4.28. Het is aan eiseres om aannemelijk te maken dat er sprake is van avas. Volgens de Hoge Raad kan een beroep op avas worden gehonoreerd als belanghebbende stelt, en bij betwisting aannemelijk maakt, dat ze alle in de gegeven omstandigheden van haar in redelijkheid te vergen zorg heeft betracht om te bewerkstelligen dat het verschuldigde bedrag tijdig op de rekening van de Belastingdienst zou zijn bijgeschreven. Het enkele feit dat er zoals eiseres stelt sprake is van een pleitbaar standpunt, is onvoldoende voor het aannemelijk maken van avas. Het had op de weg van eiseres gelegen, nu uit de stukken blijkt dat er wel degelijk twijfel bestond over de vraag of een stamrechtvrijstelling mogelijk was, in een eerder stadium contact op te nemen met verweerder om duidelijkheid op dit punt te verkrijgen. Van avas is derhalve geen sprake.
5. Proceskosten
De rechtbank ziet aanleiding verweerder te veroordelen in de kosten die eiseres in verband met de behandeling van het beroep redelijkerwijs heeft moeten maken. Deze kosten zijn op de voet van het Besluit proceskosten bestuursrecht voor de door een derde beroepsmatig verleende rechtsbijstand vastgesteld op € 805,- (1 punt voor het indienen van het beroepschrift, 1 punt voor het verschijnen ter zitting en 0,5 punt voor het verschijnen ter nadere zitting met een waarde per punt van € 322,- en een wegingsfactor 1).
6. Beslissing
De rechtbank:
- verklaart het beroep gegrond;
- vernietigt de uitspraken op bezwaar van 26 april 2007;
- verklaart de bezwaren van eiseres tegen de naheffingsaanslag LB/PVV over het tijdvak 1 januari 2001 tot en met 31 december 2002 en de verzuimboete ongegrond en bepaalt dat deze uitspraak in zoverre in de plaats treedt van de vernietigde besluiten;
- veroordeelt verweerder in de proceskosten van eiseres ten bedrage van € 805,- en wijst de Staat der Nederlanden (Ministerie van Financiën) aan dit bedrag aan eiseres te voldoen; en
- gelast dat de Staat der Nederlanden (Ministerie van Financiën) het door eiseres betaalde griffierecht van € 285 aan eiseres vergoedt.

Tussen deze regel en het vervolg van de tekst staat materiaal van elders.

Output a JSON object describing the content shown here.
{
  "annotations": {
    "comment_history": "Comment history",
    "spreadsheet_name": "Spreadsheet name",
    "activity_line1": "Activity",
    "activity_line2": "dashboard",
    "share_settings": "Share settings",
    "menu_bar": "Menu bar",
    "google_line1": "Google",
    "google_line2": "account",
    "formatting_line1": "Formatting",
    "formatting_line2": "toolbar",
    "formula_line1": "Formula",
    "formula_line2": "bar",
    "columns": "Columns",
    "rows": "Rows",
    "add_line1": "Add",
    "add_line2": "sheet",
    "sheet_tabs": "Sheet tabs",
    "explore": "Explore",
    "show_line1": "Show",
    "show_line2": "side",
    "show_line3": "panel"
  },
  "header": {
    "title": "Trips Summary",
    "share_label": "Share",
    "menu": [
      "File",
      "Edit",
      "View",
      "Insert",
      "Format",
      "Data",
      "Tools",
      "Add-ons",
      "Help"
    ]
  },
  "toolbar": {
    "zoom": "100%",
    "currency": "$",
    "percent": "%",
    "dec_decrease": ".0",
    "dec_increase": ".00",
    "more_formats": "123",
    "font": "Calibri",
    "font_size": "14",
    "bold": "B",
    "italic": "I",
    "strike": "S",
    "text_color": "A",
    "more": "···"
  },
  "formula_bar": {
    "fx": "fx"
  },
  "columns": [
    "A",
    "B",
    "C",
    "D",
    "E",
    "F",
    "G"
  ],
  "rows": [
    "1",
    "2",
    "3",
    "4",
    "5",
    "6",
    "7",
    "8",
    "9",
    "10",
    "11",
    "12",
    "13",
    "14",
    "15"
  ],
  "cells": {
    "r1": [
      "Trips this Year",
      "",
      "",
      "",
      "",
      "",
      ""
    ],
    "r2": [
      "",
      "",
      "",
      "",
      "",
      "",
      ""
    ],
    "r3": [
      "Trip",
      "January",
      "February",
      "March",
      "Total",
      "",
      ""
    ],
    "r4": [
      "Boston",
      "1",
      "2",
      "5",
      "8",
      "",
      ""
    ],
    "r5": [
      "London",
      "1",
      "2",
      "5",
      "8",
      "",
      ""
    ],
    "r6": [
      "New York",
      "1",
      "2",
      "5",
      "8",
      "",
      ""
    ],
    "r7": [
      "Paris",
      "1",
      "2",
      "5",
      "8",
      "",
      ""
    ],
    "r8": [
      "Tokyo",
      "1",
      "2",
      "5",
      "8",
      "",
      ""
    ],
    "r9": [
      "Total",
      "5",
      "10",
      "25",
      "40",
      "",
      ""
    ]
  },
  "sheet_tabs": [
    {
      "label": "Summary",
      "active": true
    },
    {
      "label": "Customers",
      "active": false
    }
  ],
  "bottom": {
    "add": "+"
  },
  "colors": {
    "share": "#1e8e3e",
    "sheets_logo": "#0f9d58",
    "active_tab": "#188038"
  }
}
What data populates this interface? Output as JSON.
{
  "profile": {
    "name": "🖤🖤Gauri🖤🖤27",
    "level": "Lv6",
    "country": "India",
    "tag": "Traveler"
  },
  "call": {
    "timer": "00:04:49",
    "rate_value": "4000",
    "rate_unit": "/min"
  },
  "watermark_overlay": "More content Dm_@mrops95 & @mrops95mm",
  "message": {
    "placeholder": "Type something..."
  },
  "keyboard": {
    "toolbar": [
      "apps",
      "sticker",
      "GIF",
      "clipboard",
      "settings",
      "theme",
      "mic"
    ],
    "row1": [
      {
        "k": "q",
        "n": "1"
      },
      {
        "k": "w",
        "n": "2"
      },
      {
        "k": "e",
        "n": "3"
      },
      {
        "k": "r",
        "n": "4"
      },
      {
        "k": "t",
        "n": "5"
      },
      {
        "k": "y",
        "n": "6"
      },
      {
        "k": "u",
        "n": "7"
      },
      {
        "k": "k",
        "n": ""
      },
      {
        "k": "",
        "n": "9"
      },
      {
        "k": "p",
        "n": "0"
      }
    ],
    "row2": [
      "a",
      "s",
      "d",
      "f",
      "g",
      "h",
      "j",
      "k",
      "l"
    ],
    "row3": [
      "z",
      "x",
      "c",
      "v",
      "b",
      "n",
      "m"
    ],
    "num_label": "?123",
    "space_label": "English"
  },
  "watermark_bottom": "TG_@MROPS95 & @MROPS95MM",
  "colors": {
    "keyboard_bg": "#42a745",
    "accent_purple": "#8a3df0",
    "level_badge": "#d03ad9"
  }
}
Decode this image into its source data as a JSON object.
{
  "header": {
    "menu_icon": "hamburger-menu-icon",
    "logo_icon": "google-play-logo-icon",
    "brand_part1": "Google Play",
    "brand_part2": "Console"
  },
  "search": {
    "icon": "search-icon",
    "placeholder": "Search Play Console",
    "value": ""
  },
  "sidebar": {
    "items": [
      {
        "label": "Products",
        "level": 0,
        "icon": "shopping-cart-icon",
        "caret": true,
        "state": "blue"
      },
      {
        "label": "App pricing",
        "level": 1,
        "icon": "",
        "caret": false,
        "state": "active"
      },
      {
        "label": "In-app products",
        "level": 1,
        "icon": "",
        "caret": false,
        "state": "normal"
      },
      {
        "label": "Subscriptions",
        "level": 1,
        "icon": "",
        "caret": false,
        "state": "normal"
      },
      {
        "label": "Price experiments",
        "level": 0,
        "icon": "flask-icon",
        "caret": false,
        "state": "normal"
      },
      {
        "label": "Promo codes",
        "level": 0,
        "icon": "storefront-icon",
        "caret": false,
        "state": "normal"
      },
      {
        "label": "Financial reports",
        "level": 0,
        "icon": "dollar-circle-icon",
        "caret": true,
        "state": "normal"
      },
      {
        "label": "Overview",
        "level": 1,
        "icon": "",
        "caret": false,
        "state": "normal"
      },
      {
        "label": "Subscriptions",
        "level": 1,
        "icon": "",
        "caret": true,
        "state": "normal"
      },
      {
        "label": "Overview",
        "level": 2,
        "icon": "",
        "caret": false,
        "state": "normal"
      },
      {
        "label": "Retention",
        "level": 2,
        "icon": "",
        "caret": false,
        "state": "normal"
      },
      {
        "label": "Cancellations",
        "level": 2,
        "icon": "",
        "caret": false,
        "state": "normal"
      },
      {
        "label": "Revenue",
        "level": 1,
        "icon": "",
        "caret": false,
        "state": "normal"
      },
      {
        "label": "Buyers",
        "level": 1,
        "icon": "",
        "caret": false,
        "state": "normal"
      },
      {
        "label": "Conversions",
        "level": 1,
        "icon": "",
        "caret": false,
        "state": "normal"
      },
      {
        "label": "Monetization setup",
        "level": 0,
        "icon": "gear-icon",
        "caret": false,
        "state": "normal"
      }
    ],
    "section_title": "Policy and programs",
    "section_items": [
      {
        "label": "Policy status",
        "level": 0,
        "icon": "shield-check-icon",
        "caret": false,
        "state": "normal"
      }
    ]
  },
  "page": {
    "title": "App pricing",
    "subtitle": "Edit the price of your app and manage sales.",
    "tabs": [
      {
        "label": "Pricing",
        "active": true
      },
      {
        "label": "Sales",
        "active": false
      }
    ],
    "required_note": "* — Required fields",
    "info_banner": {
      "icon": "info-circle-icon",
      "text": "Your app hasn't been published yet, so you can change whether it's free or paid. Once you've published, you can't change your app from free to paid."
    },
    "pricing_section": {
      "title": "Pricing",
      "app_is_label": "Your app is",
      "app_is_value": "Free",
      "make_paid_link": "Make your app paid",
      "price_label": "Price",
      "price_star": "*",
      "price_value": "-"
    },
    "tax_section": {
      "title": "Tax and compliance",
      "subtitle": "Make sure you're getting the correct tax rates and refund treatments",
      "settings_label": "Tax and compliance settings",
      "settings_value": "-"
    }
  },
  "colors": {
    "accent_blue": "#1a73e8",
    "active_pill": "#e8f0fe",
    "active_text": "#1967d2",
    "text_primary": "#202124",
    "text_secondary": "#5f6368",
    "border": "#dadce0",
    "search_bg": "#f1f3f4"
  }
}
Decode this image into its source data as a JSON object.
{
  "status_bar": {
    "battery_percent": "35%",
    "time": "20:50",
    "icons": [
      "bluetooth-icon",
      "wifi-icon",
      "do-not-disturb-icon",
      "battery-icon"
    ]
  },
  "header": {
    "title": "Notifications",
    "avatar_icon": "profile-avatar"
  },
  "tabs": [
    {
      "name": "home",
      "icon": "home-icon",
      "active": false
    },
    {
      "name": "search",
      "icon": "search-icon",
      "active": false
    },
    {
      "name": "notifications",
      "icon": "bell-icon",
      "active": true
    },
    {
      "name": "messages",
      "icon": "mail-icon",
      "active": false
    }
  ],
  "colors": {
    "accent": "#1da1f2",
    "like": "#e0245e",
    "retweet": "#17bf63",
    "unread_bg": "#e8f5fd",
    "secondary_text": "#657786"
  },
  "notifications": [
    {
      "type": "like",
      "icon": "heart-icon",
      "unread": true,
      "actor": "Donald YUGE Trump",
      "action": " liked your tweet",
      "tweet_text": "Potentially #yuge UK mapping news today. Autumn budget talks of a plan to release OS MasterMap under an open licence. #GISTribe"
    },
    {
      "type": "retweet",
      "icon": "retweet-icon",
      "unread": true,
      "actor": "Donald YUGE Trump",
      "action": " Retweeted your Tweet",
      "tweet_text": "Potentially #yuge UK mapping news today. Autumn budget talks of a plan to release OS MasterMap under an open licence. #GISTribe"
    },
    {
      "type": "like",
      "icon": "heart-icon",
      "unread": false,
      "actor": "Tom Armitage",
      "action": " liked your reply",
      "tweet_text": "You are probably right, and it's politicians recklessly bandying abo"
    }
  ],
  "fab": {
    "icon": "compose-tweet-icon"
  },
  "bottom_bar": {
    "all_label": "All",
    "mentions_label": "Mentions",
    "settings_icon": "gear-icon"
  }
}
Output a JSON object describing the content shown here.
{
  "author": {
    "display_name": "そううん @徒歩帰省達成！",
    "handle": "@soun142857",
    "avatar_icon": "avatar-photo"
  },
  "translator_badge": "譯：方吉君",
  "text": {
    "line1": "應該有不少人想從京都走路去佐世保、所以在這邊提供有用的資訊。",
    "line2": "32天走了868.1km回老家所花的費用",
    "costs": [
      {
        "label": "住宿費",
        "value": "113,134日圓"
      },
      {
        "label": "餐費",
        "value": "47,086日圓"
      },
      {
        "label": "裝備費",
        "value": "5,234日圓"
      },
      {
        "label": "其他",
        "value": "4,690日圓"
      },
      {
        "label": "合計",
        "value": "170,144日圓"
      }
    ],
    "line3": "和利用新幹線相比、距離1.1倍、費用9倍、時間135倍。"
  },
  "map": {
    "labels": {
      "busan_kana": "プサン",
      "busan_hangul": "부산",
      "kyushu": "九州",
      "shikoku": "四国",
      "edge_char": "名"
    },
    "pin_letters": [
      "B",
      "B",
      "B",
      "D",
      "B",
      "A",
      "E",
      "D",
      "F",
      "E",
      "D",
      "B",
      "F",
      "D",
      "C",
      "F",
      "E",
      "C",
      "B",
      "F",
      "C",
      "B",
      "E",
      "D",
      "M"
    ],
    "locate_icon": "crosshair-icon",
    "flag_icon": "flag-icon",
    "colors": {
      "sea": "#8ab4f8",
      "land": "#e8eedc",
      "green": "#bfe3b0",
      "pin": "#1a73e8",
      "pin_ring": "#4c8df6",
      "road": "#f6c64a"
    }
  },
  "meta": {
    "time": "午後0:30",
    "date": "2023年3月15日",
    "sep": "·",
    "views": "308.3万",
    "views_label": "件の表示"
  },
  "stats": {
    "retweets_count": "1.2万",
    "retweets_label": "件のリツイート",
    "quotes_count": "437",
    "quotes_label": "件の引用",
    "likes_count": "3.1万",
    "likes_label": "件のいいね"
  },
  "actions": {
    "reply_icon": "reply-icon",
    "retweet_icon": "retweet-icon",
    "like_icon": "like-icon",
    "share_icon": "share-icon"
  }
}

Deze uitspraak is gedaan op 23 juli 2008 en op dezelfde dag in het openbaar uitgesproken door mr. A.E. Keulemans, mr. A.A. Fase en mr. J. Snitker in tegenwoordigheid van mr. M.C. Anema, griffier.
Afschrift verzonden aan partijen op:
De rechtbank heeft geen bezwaar tegen afgifte door de griffier van een afschrift van de uitspraak in geanonimiseerde vorm.
Rechtsmiddel
Tegen deze uitspraak kunnen partijen binnen zes weken na de verzenddatum:
- hoger beroep instellen bij het gerechtshof te Amsterdam (belastingkamer), Postbus 1312, 1000 BH Amsterdam, dan wel
- beroep in cassatie instellen bij de Hoge Raad der Nederlanden (belastingkamer), Postbus 20303, 2500 EH Den Haag, mits de wederpartij daarmee schriftelijk instemt.
N.B. Bij het bestuursorgaan berust de bevoegdheid tot het instellen van beroep in cassatie niet bij de ambtenaar die de procedure voor de rechtbank heeft gevoerd.
Bij het instellen van hoger beroep dan wel beroep in cassatie dient het volgende in acht te worden genomen:
1 - bij het beroepschrift wordt een afschrift van deze uitspraak overgelegd;
2 - het beroepschrift moet ondertekend zijn en ten minste het volgende vermelden:
a. de naam en het adres van de indiener;
b. een dagtekening;
c. een omschrijving van de uitspraak waartegen het hoger beroep dan wel het beroep in cassatie is ingesteld;
d. de gronden van het hoger beroep dan wel het beroep in cassatie.
Bij het instellen van beroep in cassatie dient daarnaast in acht te worden genomen dat bij het beroepschrift een schriftelijke verklaring van de wederpartij wordt gevoegd, inhoudende dat wordt ingestemd met het instellen van beroep in cassatie tegen de uitspraak van de rechtbank.